O táxi sintonizava uma estação de rádio religiosa. Duas locutoras falavam sobre a importância de as mulheres serem submissas, a fim de atenderem aos desígnios de Deus. O poeta Antonio Cicero recém havia cometido eutanásia e eu, sentada no banco de trás, pensava: de que adianta defender o livre arbítrio em um país tão condenado ao servilismo? Preferimos receber ordens em vez de nos responsabilizarmos pelos nossos atos. Entregamos para a Igreja e o Estado a decisão de como devemos viver e morrer. Renunciamos à autonomia do nosso corpo e mente.
Não é a primeira vez que escrevo sobre eutanásia, mas o assunto voltou ao debate, inspirado pelo poeta e pelo novo filme de Almodóvar. A morte com data marcada pode ser uma bênção. A pessoa fez os outros felizes, contribuiu de alguma forma para a sociedade e, durante o inventário de suas perdas e ganhos, resolve que é hora de partir, sem esticar seu suplício. Nem simples, nem fácil, mas uma escolha legítima.
Claro que não se pode banalizar o assunto e aceitar que adolescentes deprimidos façam o mesmo: a decisão tem que estar lincada a um diagnóstico de doença terminal, sem chance nenhuma de recuperação. Jovens: vivam, sofram e avancem.

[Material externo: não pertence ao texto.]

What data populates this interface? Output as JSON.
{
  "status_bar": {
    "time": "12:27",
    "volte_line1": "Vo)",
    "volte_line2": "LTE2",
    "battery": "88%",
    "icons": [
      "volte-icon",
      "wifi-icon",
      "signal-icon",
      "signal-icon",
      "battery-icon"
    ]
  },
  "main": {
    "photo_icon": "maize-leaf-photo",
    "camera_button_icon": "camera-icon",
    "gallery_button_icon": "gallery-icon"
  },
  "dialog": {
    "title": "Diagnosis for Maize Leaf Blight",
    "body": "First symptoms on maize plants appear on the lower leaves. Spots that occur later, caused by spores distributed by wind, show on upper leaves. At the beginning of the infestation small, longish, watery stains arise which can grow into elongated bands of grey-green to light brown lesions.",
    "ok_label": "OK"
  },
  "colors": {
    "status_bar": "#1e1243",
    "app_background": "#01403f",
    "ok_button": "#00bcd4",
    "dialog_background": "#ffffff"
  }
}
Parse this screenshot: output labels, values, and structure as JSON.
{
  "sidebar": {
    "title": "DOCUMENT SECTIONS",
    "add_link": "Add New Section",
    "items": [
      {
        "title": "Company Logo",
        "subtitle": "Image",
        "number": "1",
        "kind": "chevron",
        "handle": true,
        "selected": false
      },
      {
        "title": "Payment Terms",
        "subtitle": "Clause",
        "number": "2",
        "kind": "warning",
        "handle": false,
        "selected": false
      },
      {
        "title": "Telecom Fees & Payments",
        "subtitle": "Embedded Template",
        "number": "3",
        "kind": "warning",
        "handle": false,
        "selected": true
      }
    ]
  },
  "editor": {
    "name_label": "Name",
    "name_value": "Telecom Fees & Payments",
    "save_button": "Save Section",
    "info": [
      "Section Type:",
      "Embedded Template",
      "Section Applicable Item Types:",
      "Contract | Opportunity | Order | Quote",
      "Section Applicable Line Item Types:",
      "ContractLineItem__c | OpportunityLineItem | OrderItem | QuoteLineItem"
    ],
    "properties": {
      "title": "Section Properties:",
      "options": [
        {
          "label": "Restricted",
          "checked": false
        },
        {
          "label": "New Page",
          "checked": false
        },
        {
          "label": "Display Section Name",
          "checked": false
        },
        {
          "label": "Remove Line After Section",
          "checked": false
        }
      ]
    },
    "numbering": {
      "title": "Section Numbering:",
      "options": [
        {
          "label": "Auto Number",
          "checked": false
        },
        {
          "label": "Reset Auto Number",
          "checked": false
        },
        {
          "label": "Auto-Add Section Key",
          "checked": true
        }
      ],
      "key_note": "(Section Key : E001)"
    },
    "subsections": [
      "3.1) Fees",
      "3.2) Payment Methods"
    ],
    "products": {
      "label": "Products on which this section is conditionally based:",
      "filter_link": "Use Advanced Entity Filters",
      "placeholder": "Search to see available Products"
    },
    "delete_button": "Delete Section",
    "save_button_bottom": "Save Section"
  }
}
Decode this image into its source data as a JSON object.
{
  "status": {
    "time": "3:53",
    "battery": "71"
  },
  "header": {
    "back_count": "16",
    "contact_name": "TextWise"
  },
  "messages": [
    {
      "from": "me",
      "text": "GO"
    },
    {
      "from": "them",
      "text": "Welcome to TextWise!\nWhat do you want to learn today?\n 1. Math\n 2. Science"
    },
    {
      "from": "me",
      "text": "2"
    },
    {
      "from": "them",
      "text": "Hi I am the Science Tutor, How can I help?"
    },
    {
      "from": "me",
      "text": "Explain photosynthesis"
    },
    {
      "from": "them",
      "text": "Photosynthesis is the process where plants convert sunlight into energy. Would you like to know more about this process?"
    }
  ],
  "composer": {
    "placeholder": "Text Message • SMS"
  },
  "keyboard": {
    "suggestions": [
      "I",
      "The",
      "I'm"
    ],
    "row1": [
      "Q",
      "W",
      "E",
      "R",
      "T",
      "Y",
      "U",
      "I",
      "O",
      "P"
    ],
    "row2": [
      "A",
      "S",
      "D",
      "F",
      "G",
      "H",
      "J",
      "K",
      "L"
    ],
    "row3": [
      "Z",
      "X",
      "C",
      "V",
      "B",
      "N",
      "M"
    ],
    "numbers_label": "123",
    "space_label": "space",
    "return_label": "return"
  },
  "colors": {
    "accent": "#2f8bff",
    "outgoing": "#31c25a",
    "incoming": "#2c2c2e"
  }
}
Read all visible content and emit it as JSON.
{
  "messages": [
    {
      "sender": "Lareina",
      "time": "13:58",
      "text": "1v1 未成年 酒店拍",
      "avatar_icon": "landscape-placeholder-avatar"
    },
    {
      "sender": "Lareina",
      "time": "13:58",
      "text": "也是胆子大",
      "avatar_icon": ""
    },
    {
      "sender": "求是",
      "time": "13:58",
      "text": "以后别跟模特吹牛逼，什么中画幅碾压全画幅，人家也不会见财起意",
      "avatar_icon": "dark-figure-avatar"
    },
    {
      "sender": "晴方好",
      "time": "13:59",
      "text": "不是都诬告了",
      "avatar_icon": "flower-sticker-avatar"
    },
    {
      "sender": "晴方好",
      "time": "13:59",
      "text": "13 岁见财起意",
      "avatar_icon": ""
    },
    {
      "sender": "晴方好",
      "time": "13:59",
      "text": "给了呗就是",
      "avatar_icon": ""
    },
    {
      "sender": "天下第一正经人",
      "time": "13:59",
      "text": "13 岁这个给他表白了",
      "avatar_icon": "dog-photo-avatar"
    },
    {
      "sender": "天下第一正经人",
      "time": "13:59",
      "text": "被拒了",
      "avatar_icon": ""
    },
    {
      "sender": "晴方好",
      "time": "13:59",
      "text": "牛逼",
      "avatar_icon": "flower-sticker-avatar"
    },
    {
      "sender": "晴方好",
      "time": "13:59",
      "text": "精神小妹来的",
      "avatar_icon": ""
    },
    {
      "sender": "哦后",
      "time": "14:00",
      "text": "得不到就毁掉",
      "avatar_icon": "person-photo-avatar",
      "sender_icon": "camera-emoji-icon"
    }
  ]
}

O tema aqui são os casos irreversíveis, quando só há duas opções: aguentar o total declínio físico e mental, esfacelando a si e à família, ou acelerar o fim de forma dramática e chocante.
A terceira opção seria apagar serenamente, ao lado de um médico e dos afetos mais íntimos, vivenciando a morte com a mesma elegância com que se viveu a vida. Mas não. Fizeram a gente acreditar que a dor enaltece a existência, como se sofrer fosse não apenas normal, mas obrigatório. De fato, a dor nos amadurece, mas não é preciso penar para dar sentido à vida.
O portador de uma doença incurável e debilitante, quando cogita o suicídio, é porque chegou a um grau elevado de consciência, entendeu que depois de uma vida bem usufruída, a morte deixa de ser inimiga para se transformar em aliada.
A doença já impedia Antonio Cicero de desfrutar seus prazeres cotidianos. Usou, então, o resto de sua lucidez para tomar uma decisão extrema, assim como nós também decidimos nossas pequenas mortes: divórcios, demissões, emigrações. Encerramos etapas em vida, em troca de outros desafios. Ele optou pelo encerramento absoluto, em troca de nada.
O impacto é bem maior, mas ainda compreensível. Essa crônica não é um empurrão para as trevas, mas para a luz. Um dia, talvez, o país acolha a ideia de uma saída digna diante dos desafios radicais da velhice e desmistifique a morte como vilã. Ela não é vista da mesma maneira por todos, então não sejamos arrogantes diante da escolha de alguém que passa por uma angústia intolerável. Se a vida de cada um merece respeito, a morte de cada um, naturalmente, também.